Thoracoacromial artery - Arteria thoracoacromialis
The thoracoacromial artery (a. thoracoacromialis; acromiothoracic artery; thoracic axis) is a short trunk, which arises from the forepart of the axillary artery.
Its origin being generally overlapped by the upper edge of the Pectoralis minor Projecting forward to the upper border of this muscle, it pierces the coracoclavicular fascia and divides into four branches—pectoral, acromial, clavicular, and deltoid.
The pectoral branch descends between the two Pectorales, and is distributed to them and to the mamma, anastomosing with the intercostal branches of the internal mammary and with the lateral thoracic.

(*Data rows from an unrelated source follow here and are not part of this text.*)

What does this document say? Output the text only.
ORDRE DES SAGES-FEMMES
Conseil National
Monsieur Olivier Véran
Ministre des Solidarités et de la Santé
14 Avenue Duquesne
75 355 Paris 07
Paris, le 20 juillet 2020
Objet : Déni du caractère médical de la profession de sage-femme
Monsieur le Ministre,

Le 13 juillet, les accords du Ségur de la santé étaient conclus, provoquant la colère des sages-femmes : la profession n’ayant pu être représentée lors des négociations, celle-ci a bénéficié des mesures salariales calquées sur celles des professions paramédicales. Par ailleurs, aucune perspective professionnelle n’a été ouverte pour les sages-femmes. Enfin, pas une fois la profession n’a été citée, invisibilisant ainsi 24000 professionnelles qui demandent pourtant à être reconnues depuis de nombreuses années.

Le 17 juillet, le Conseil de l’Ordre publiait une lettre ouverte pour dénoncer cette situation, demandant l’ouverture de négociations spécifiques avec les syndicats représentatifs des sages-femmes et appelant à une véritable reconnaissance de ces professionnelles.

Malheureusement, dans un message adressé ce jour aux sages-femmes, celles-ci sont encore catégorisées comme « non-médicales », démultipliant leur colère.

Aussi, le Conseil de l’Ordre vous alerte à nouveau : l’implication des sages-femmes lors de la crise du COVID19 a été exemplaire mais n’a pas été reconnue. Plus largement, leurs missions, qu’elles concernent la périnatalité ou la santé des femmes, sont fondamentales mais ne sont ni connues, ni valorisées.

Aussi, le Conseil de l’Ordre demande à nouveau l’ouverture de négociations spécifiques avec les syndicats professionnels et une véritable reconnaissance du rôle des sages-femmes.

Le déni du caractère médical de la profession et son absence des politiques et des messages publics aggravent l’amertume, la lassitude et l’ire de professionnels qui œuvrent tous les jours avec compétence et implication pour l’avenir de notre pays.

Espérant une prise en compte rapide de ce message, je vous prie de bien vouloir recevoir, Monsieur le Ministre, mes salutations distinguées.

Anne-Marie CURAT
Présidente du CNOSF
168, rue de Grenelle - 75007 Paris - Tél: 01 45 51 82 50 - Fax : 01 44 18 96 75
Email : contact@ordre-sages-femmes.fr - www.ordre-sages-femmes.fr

The acromial branch runs lateralward over the coracoid process and under the Deltoideus, to which it gives branches; it then pierces that muscle and ends on the acromion in an arterial network formed by branches from the transverse scapular, thoracoacromial, and posterior humeral circumflex arteries. The clavicular branch runs upward and medialward to the sternoclavicular joint, supplying this articulation, and the Subclavius. The deltoid (humeral) branch, often arising with the acromial, crosses over the Pectoralis minor and passes in the same groove as the cephalic vein, between the Pectoralis major and Deltoideus, and gives branches to both muscles.